Fort, Mornin, Co. Longford
Co. Longford |
Ringforts
On the Ordnance Survey's first edition six-inch map of 1837, a single word appears in a field in Mornin, County Longford: "Fort".
It is a label without a clear object. The earthwork the cartographers were presumably recording is not actually drawn on the map, only named, leaving a toponym floating over a stretch of low-lying, rush-grown land with no obvious structure to justify it.
What survives on the ground today is ambiguous but quietly suggestive. Two curving field boundaries, separated by roughly thirty metres, sweep from north to south and together define a crescent-shaped field approximately sixty metres long and thirty metres wide. The southern edge is closed off by an east-west laneway. This arrangement may preserve the outline of a rath, the type of circular or oval earthen enclosure that served as a farmstead or small defended settlement during the early medieval period in Ireland, typically dating from around the fifth to the twelfth century. The most persuasive evidence sits at the northern end of the field, where the eastern bank, about two metres wide and standing up to 1.6 metres on its outer face, carries a curve that sits at odds with the straight, practical lines of the surrounding field boundaries. The western bank shows a similar kink at its northern end. Both details hint that the field boundaries are not simply agricultural constructions but may have been built onto, or shaped around, the remains of a much older circular enclosure.

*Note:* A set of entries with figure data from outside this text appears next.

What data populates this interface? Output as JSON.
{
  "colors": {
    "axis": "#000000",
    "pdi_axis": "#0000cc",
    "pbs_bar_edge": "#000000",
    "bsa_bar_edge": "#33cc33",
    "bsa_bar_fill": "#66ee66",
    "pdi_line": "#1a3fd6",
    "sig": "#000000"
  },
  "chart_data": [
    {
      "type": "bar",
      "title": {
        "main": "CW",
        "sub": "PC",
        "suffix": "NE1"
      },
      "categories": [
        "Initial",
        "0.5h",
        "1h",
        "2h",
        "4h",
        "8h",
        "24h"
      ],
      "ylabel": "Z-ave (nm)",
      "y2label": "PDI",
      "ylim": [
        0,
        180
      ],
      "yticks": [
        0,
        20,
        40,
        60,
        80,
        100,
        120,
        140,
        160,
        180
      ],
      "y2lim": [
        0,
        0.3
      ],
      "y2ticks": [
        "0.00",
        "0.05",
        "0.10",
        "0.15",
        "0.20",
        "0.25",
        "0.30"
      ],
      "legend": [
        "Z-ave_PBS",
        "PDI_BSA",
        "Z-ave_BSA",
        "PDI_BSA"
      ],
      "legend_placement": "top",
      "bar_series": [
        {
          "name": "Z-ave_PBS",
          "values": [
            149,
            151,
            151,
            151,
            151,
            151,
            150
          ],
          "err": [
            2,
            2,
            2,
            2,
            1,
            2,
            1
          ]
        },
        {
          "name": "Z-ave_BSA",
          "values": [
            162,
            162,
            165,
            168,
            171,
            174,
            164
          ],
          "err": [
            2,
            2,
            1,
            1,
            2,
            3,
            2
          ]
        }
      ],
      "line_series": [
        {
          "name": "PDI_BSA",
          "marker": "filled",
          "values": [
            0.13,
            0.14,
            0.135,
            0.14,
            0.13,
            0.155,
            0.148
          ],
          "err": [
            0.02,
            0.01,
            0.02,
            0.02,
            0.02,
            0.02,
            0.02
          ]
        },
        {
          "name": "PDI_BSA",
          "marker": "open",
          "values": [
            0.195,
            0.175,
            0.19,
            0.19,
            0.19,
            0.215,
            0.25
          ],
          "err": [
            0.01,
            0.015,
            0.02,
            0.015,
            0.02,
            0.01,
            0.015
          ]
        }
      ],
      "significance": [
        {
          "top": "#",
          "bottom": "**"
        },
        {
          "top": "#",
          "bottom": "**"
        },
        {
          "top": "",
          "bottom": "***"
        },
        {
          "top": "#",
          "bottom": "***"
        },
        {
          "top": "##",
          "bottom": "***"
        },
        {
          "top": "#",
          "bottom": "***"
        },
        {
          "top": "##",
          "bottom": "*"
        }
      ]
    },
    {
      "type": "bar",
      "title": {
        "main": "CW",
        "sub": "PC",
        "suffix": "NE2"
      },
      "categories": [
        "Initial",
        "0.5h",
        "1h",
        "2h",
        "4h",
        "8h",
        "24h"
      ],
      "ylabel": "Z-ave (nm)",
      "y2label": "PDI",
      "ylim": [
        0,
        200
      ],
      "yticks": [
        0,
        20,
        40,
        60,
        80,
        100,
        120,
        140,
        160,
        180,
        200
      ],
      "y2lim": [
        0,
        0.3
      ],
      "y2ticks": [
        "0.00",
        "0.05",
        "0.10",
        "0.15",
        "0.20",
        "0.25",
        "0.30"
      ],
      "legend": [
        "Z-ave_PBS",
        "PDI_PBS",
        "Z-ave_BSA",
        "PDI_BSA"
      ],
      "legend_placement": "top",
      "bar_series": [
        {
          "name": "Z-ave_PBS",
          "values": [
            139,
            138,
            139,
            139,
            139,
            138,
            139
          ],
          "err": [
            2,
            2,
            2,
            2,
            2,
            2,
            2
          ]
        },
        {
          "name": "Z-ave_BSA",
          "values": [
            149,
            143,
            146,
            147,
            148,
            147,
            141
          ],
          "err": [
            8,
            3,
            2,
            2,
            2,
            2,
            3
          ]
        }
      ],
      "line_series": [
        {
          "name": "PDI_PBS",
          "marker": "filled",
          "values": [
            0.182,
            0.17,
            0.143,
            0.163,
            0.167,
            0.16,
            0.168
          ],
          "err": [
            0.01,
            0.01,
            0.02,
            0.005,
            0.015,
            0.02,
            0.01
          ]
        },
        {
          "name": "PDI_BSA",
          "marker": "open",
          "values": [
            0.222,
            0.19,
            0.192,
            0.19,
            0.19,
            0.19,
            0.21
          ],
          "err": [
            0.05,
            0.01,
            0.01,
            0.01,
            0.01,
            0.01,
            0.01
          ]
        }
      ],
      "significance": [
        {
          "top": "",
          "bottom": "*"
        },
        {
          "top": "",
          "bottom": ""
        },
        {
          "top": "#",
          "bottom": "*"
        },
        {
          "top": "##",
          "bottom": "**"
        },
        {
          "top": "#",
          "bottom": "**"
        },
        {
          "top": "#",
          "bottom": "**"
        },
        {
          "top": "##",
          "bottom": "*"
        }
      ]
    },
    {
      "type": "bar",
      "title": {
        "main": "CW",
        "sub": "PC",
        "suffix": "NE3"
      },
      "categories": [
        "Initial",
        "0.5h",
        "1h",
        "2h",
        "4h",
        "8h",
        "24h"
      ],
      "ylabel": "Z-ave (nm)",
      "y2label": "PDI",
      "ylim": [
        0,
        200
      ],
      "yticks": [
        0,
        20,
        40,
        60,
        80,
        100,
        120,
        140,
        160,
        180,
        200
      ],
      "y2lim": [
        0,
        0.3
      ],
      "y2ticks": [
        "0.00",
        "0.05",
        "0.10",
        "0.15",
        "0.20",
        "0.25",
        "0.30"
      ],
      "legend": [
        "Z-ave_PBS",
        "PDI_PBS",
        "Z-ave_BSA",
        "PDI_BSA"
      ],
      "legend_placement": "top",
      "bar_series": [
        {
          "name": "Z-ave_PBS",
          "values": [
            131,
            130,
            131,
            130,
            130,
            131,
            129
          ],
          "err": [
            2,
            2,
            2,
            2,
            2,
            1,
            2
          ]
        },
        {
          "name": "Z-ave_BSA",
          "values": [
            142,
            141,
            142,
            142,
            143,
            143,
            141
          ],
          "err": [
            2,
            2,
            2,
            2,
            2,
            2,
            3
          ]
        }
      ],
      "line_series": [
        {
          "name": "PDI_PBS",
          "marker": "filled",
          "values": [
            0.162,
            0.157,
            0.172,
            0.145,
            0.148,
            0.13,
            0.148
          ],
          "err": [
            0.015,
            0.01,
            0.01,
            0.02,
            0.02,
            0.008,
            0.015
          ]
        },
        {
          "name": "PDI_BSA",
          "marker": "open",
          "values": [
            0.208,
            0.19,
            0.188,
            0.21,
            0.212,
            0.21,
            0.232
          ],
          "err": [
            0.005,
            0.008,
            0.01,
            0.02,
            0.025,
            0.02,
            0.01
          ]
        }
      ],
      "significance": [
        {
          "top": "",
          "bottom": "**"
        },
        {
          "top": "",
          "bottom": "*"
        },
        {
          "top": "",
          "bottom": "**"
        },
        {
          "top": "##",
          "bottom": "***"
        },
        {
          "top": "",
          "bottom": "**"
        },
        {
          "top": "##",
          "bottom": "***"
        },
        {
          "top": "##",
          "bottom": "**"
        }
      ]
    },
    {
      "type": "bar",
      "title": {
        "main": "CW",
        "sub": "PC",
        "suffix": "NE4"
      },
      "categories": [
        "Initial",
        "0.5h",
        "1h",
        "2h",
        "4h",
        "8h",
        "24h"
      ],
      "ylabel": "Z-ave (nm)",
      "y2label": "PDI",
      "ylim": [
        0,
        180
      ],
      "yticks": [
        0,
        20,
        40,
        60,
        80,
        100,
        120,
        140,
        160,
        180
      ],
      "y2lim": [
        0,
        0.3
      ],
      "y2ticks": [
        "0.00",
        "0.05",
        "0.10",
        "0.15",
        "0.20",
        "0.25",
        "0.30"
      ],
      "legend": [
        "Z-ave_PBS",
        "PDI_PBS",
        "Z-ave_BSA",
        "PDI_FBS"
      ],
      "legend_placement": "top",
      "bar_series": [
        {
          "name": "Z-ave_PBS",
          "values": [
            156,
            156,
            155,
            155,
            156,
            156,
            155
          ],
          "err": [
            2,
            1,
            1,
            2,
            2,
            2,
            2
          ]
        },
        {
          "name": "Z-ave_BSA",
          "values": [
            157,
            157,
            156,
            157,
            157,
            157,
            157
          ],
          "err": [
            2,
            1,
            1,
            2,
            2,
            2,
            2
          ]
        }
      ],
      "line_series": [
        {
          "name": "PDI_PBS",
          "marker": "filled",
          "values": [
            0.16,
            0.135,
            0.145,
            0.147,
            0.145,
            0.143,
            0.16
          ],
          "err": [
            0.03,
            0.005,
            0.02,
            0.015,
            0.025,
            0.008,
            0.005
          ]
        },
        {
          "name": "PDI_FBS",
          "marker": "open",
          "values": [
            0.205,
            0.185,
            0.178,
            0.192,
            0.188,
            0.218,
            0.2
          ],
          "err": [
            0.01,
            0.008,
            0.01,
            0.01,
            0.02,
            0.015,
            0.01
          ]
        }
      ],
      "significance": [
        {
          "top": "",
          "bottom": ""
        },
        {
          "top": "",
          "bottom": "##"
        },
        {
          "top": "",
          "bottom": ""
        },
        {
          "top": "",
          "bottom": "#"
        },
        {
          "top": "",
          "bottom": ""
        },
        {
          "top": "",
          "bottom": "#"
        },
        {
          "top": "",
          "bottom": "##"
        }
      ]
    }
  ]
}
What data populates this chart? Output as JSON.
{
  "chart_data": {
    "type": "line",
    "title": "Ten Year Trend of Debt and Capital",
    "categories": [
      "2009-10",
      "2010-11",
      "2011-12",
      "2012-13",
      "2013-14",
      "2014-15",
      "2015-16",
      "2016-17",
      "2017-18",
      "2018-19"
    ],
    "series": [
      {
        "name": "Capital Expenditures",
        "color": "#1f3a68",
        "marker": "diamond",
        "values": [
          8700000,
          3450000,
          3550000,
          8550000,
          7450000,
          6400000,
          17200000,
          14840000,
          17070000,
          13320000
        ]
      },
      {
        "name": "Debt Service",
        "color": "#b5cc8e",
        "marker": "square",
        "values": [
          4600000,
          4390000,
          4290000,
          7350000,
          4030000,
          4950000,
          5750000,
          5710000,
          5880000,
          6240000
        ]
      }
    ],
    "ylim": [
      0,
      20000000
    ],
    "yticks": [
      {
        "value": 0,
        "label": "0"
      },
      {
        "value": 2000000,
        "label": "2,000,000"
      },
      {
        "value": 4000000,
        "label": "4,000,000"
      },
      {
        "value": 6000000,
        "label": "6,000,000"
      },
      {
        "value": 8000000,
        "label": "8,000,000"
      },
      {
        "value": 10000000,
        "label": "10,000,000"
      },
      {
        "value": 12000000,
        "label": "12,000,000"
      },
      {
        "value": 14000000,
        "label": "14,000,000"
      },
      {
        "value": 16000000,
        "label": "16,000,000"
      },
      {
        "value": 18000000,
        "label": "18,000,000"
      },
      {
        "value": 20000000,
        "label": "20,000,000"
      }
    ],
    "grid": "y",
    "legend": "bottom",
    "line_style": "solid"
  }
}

The difficulty is that the site refuses to give much away. The crescent-shaped field is largely swallowed by blackthorn scrub and brambles dense enough to prevent any closer inspection of the banks. The poorly drained terrain, typical of the low midland landscape here, adds another layer of difficulty. Whatever the enclosure once was, it has been absorbed so thoroughly into the field system that the word on the 1837 map may now be the clearest evidence that something was ever there at all.